La excelente cinta de Christopher Nolan es también, en gran parte, el relato de cómo una mente genial puede ubicarse muy cerca de la maldad más pura. El intelecto supremo subyugado a lo tanático, la brillantez devorada como por un agujero negro de la peor perversidad. Todo lo cual me hace recordar un libro que es todavía mejor que la película: lo escribe Benjamín Labatut (Rotterdam, 1980) y se llama “Un verdor terrible”. Se trata de un texto difícil de clasificar, a medio camino entre el cuento y el ensayo, en el que su autor pone a desfilar a una serie de científicos fascinantes por su proximidad al delirio.
Allí aparece, por ejemplo, el químico alemán Fritz Haber, que casi sin quererlo inventó un pesticida a base de cianuro con el que los nazis mataron a miles de judíos. También un matemático apátrida, Alexander Grothendieck, quien inmerso en cálculos complejos y extraordinarios terminó sucumbiendo al vacío existencial y a la locura más abismal imaginable. O Werner Heisenberg, Nobel de Física, cuyo principio de incertidumbre parte desde los terrenos de la cuántica y se extrapola hacia dimensiones filosóficas cargadas de angustia, que versan sobre la indeterminación de nuestra propia realidad.
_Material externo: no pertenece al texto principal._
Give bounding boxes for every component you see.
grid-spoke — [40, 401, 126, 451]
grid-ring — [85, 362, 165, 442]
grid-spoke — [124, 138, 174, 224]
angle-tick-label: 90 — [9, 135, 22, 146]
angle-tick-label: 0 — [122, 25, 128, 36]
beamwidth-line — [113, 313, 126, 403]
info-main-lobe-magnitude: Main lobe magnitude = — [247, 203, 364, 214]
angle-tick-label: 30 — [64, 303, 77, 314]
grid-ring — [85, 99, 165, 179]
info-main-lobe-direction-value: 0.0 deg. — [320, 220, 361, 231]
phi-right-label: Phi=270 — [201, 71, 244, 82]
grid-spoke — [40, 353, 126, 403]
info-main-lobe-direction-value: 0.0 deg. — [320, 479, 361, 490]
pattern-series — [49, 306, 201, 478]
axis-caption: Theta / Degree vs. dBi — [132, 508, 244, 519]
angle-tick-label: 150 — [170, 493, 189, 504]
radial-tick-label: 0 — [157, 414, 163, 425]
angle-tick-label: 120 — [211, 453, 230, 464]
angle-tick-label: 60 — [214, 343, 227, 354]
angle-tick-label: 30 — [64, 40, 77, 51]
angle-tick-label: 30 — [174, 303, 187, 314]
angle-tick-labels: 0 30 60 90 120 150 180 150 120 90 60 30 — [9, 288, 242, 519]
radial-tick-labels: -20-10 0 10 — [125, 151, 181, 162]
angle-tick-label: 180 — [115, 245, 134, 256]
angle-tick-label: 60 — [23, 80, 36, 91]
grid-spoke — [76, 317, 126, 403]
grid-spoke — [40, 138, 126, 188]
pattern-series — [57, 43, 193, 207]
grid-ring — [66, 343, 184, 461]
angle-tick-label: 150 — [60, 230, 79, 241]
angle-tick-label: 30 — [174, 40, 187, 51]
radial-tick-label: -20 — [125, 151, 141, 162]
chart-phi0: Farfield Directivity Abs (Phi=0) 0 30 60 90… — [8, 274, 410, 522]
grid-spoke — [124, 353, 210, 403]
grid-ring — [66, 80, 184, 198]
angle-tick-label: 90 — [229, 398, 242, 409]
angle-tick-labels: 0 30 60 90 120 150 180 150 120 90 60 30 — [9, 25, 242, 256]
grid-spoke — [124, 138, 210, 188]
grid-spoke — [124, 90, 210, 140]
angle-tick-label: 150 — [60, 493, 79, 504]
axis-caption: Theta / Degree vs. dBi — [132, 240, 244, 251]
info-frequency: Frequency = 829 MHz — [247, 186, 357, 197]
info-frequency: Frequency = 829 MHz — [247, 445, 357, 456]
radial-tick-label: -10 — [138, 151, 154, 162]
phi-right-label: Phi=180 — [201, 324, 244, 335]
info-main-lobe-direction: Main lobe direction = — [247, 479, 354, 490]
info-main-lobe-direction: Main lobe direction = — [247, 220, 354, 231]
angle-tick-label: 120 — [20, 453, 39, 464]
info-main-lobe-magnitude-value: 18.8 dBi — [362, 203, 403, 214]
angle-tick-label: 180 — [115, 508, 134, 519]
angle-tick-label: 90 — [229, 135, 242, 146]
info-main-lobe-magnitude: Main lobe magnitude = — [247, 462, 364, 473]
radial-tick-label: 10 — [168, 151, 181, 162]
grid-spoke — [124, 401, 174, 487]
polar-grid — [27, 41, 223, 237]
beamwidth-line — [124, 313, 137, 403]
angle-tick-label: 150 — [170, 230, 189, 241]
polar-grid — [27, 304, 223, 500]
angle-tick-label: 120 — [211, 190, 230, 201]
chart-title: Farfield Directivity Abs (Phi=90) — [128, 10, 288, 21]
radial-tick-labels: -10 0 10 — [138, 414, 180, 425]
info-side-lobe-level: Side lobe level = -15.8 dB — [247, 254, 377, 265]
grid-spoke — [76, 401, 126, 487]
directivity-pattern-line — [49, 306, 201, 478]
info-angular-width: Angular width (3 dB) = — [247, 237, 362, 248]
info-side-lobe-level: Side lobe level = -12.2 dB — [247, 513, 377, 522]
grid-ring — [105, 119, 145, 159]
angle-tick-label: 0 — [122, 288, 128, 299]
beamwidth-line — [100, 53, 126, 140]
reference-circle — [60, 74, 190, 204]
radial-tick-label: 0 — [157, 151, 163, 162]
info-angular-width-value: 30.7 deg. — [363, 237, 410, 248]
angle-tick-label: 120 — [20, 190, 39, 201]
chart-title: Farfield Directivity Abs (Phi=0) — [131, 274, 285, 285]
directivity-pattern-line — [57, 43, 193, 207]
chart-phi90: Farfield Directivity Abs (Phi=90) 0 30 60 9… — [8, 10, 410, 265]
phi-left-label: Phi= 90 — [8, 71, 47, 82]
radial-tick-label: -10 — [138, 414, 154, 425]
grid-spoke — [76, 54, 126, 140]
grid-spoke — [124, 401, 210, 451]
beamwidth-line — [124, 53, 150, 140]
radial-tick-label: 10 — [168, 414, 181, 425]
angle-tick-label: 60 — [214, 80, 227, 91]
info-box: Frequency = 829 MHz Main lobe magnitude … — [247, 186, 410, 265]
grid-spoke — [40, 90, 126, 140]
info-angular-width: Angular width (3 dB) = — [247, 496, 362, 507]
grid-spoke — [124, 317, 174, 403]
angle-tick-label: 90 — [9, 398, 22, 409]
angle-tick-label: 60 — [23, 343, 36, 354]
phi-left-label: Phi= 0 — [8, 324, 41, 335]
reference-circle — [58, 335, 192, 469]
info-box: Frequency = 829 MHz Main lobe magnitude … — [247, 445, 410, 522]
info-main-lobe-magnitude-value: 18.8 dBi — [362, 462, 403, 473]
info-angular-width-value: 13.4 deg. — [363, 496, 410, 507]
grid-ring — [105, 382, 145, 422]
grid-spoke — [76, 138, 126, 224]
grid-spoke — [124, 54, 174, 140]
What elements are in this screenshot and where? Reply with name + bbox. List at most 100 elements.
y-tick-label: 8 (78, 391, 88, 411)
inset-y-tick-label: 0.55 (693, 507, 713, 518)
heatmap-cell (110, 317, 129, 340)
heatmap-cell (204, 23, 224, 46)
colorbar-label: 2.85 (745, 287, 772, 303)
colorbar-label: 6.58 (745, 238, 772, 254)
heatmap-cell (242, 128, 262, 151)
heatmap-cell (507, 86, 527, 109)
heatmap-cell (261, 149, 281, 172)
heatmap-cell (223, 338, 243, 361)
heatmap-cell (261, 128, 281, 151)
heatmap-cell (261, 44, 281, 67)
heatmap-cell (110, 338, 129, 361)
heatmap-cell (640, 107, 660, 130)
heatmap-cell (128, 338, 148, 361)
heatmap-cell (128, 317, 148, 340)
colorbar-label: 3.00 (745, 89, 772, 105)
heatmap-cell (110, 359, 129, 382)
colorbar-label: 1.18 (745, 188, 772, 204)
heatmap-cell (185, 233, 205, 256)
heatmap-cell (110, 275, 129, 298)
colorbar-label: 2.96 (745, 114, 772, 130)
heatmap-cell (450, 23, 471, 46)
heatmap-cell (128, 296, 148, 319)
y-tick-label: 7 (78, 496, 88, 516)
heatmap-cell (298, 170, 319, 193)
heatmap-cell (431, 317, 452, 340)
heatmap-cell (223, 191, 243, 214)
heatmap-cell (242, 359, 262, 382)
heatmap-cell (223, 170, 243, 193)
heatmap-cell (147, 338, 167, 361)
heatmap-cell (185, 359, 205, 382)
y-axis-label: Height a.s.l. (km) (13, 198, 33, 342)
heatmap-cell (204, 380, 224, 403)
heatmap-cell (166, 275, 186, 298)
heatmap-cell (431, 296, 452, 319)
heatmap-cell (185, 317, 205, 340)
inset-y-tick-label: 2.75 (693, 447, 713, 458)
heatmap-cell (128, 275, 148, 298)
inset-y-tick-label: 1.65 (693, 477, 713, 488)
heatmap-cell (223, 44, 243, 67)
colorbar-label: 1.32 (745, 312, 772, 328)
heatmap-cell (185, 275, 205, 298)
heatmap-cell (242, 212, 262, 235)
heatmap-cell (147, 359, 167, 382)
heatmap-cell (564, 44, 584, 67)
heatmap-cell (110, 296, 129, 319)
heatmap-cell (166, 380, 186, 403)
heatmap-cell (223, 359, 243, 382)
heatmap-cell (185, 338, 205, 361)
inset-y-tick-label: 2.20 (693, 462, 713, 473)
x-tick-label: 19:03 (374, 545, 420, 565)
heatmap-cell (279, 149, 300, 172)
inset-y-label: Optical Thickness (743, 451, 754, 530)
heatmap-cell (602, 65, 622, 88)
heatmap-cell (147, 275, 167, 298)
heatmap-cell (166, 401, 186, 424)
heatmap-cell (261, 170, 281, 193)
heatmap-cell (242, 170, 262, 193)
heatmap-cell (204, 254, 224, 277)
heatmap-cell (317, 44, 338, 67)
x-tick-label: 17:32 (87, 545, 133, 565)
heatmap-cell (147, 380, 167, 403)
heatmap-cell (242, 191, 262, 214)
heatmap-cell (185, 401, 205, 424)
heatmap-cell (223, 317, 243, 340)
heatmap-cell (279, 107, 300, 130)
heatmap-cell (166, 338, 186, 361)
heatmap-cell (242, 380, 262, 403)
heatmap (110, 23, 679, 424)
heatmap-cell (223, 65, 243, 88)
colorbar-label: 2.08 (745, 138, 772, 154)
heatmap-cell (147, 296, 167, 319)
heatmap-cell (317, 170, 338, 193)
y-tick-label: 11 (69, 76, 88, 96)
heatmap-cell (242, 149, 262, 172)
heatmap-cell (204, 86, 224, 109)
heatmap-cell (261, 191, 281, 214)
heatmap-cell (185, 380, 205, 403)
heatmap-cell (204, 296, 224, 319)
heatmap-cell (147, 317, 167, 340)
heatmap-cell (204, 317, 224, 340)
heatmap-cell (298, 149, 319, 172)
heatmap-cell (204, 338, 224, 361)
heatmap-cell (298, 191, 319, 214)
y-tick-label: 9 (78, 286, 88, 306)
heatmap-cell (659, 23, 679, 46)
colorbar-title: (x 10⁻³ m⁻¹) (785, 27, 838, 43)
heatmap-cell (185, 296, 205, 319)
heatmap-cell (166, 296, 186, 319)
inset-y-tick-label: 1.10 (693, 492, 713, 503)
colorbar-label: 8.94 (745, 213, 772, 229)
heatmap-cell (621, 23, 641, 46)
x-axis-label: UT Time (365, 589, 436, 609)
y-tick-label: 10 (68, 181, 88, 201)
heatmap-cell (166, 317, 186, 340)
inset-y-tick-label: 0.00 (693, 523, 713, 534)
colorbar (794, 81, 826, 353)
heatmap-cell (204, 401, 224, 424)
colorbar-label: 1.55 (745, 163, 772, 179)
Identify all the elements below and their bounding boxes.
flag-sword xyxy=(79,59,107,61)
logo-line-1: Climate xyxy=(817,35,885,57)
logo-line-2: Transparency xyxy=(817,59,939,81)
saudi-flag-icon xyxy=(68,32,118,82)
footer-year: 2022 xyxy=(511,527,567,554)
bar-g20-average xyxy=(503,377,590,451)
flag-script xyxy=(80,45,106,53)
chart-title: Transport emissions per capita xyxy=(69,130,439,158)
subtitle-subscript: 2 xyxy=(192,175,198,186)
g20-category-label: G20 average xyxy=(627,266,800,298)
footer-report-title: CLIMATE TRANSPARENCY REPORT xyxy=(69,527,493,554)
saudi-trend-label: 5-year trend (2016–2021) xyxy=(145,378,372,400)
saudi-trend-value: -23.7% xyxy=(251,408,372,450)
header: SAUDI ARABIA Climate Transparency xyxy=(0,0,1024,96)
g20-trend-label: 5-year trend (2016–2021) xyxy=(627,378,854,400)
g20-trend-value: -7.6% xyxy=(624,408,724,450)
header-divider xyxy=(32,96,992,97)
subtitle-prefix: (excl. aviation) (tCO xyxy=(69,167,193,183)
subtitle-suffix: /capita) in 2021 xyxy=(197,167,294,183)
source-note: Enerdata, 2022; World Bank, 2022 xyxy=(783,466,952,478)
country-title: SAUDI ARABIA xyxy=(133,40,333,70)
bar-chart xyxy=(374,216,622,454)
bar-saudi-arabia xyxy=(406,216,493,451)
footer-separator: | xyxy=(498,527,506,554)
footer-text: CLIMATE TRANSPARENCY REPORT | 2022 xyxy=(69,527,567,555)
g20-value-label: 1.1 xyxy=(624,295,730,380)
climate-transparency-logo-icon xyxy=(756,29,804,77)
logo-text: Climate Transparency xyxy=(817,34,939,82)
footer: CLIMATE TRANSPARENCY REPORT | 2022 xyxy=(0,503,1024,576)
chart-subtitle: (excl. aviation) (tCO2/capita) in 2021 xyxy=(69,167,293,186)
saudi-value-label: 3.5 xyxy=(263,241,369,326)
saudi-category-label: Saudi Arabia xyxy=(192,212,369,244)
“El avance ciego de la ciencia es la más peligrosa de todas las artes humanas”, escribe Labatut en “Un verdor terrible”, que se complementa muy bien con otro libro suyo, más breve pero igual de desconcertante: “La piedra de la locura”. Ambos se leen con el horror de estar presenciando la fragilidad de la psiquis y de nuestra especie; la interdependencia entre la endeble cordura de un individuo y las consecuencias que alguno de sus actos podría acarrear hacia toda la humanidad. Un chispazo de ingenio que pueda transformarse en un artefacto nuclear, un arma química o algún otro invento de repercusiones catastróficas.
“Ahora me he convertido en la muerte, el destructor de mundos”, dijo en su momento Oppenheimer, y su trauma y ansiedad se materializan décadas después en el rostro de Cillian Murphy –brillante actuación–, con la expresión desencajada por la culpa y la paranoia, con el ruido permanente de un estallido metido en la cabeza y con la mirada nublada por visiones de miles de cadáveres regados por la onda expansiva de su talento e inteligencia.